Editor's note: Chen Jiahe is the chief investment officer at Novem Arcae Technologies. The article reflects the author's opinions and not necessarily the views of CGTN.

Many people ask whether Chinese equities are a good investment. My answer is yes. There are many valuable Chinese stocks whose value has been noticed by seasoned investors worldwide.

This positive answer is not only seen in my articles but also my investment portfolios. The growth rate of an investment portfolio's business fundamental in Chinese equities can achieve between 25 and 30 percent. Part of this tremendous growth rate, which is very rare in today's global equity market, comes from the rapid expansion of the Chinese economy, as well as the listed companies' financial statements.

For example, China's benchmark index, the Shanghai Composite Index, stood at around 3,000 points last Friday, 15 years after the first time it achieved this level in 2007. I believe the fundamental growth of the index is much quicker than the index points show. This index seems to be stagnating because its valuation has decreased.

Let us take a detailed look into this. On March 13, 2007, the Shanghai Composite Index was trading at roughly the same level as today. The index's price-to-earnings (PE) and price-to-book (PB) ratios were as high as 42.9 and 3.8 respectively, back then compared with 11.5 and 1.2 on April 28, 2022. This implies that with the same index level, the earning and book value of the Shanghai Composite Index has grown by 272.7 percent and 208.6 percent respectively, over the last 15 years, or 9.1 percent and 7.7 percent annually.

Furthermore, the Shanghai Composite Index does not include the dividend yield. Its index points are also negatively affected by the IPO calculation, where the latter was adjusted in 2020. This means that the real fundamental growth of the Shanghai Composite Index is even higher. Data from the annual statistics of the index shows that its real book value growth has been around 12.4 percent in the past 15 years.

Of course, long-term fundamental growth is only part of a successful investment. Another key point that leads to long-term investment success is the low valuation at the calling moment.

In China's stock market, there are around 5,000 companies traded in RMB, known as A-shares, and around 200 traded in U.S. dollars, known as B shares. Plus, there are around 2,000 companies listed in the Hong Kong stock market.  Experienced investors can easily find targets that have solid financial statements and low valuations within these companies.

For example, according to the Wind Financial Terminal, the Shanghai Stock Exchange Dividend Index trades at a 5.4 PE ratio, a 0.65 PB ratio and a 5.7 percent dividend yield. With this low valuation, the Shanghai Stock Exchange Dividend Index also offers a solid business fundamental. Dividing the PB ratio by the PE ratio, we find that its Return on Equity is 11.5 percent, a promising level for investment.

The financial companies in the A-share market also trade at low prices. According to the Wind Financial Terminal, the Shanghai Stock Exchange Financials Index, which is mainly composed of banks, insurance companies and securities firms, is now trading at a 6.0 PE ratio, a 0.7 PB ratio and a 4.4 percent dividend yield.

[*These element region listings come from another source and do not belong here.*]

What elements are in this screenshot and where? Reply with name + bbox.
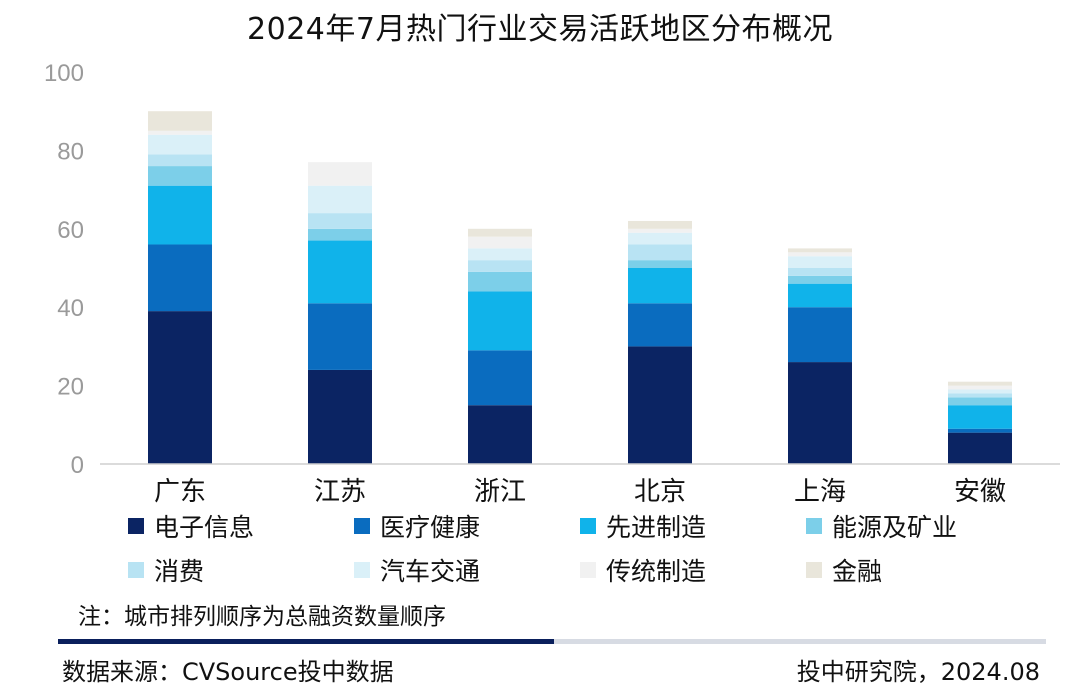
divider-light: [554, 639, 1046, 644]
bar-segment: [948, 393, 1012, 398]
bar-segment: [788, 248, 852, 253]
bar-segment: [628, 346, 692, 464]
legend-label: 电子信息: [154, 513, 255, 542]
bar-segment: [148, 130, 212, 135]
bar-segment: [148, 166, 212, 186]
bar-segment: [308, 369, 372, 464]
bar-segment: [628, 232, 692, 245]
bar-segment: [948, 405, 1012, 429]
bar-segment: [308, 303, 372, 370]
bar-segment: [468, 350, 532, 406]
bar-segment: [948, 428, 1012, 433]
bar-segment: [788, 307, 852, 363]
x-tick-label: 北京: [634, 477, 686, 507]
credit: 投中研究院，2024.08: [796, 658, 1040, 686]
y-tick-label: 100: [44, 60, 84, 87]
bar-segment: [148, 311, 212, 464]
legend-swatch: [354, 562, 370, 578]
legend-item: 金融: [806, 550, 882, 590]
legend-label: 医疗健康: [380, 513, 481, 542]
bar-segment: [788, 362, 852, 464]
bar-segment: [308, 228, 372, 241]
chart-plot: 0 20 40 60 80 100 广东 江苏 浙江 北京 上海 安徽: [44, 60, 1060, 507]
legend-item: 电子信息: [128, 506, 254, 546]
bar-segment: [628, 220, 692, 229]
legend-swatch: [354, 518, 370, 534]
legend-item: 汽车交通: [354, 550, 480, 590]
legend-swatch: [128, 562, 144, 578]
bar-segment: [468, 260, 532, 272]
legend-label: 汽车交通: [380, 557, 481, 586]
bar-segment: [468, 248, 532, 261]
bar-segment: [628, 244, 692, 261]
bar-segment: [948, 397, 1012, 406]
legend-swatch: [806, 518, 822, 534]
bar-segment: [308, 213, 372, 229]
bar-segment: [148, 185, 212, 245]
bar-segment: [788, 268, 852, 276]
bar-segment: [628, 268, 692, 304]
x-tick-label: 江苏: [314, 477, 366, 507]
legend-swatch: [580, 562, 596, 578]
bar-segment: [628, 303, 692, 347]
legend-item: 医疗健康: [354, 506, 480, 546]
bar-segment: [788, 252, 852, 257]
divider-dark: [58, 639, 554, 644]
x-tick-label: 广东: [154, 477, 206, 507]
bar-segment: [308, 162, 372, 186]
bar-segment: [468, 291, 532, 351]
bar-segment: [308, 240, 372, 304]
y-tick-label: 40: [57, 295, 84, 322]
bar-segment: [468, 405, 532, 464]
bar-segment: [468, 236, 532, 249]
bar-segment: [628, 260, 692, 268]
legend-label: 金融: [832, 557, 883, 586]
bar-segment: [788, 283, 852, 308]
legend-item: 先进制造: [580, 506, 706, 546]
x-tick-label: 上海: [794, 477, 846, 507]
legend-label: 消费: [154, 557, 205, 586]
legend-item: 传统制造: [580, 550, 706, 590]
legend-swatch: [806, 562, 822, 578]
legend-swatch: [128, 518, 144, 534]
chart-note: 注：城市排列顺序为总融资数量顺序: [78, 604, 446, 630]
legend-label: 能源及矿业: [832, 513, 958, 542]
bar-segment: [468, 271, 532, 292]
y-tick-label: 80: [57, 138, 84, 165]
bar-segment: [948, 432, 1012, 464]
y-tick-label: 20: [57, 374, 84, 401]
data-source: 数据来源：CVSource投中数据: [62, 658, 394, 686]
bar-segment: [788, 275, 852, 284]
x-tick-label: 浙江: [474, 477, 526, 507]
y-tick-label: 0: [71, 452, 84, 479]
bar-segment: [468, 228, 532, 237]
chart-title: 2024年7月热门行业交易活跃地区分布概况: [247, 12, 833, 47]
bar-segment: [148, 134, 212, 155]
bar-segment: [948, 381, 1012, 386]
legend-swatch: [580, 518, 596, 534]
bar-segment: [148, 244, 212, 312]
legend-item: 能源及矿业: [806, 506, 957, 546]
bar-segment: [628, 228, 692, 233]
bar-segment: [148, 111, 212, 131]
bar-segment: [148, 154, 212, 167]
bar-segment: [788, 256, 852, 268]
legend-label: 先进制造: [606, 513, 707, 542]
legend-item: 消费: [128, 550, 204, 590]
y-tick-label: 60: [57, 217, 84, 244]
bar-segment: [948, 389, 1012, 394]
bar-segment: [948, 385, 1012, 390]
bar-segment: [308, 185, 372, 214]
x-tick-label: 安徽: [954, 477, 1006, 507]
legend-label: 传统制造: [606, 557, 707, 586]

In the Hong Kong stock market, many companies also have low valuations. The same data source shows that the Hang Seng High Dividend Yield Index is now trading at 4.9 times PE ratio and 0.46 times PB ratio. That's even lower than the valuation in the A-share market.

Besides the good business fundamentals and low valuation, one final factor that can bring a large amount of investment value to seasoned investors is the value that can be generated by trading.

Roughly speaking, the Chinese financial market is a developing market. This means that stock price fluctuations are more severe and the pricing accuracy of the market is less accurate. It also means that investors can easily find opportunities to sell and buy different equities that can increase the quality and the quantity of their holdings for long-term fundamental value.

In my experience, a fair turnover ratio, which is the ratio between the trading value and the size of an investment portfolio, can be as much as 150 to 200 percent. That's much higher than the usual 30-50 percent turnover ratio that can be seen in most mature markets. Of course, as long as it has been carefully conducted, a higher turnover ratio can lead to a much higher long-term investment return.

With good business fundamentals, low valuations and a higher possibility for value-added trading, the investment value of valuable Chinese stocks will be noticed by seasoned investors around the world. This is a wonderful chance to profit from the world's second-largest economy.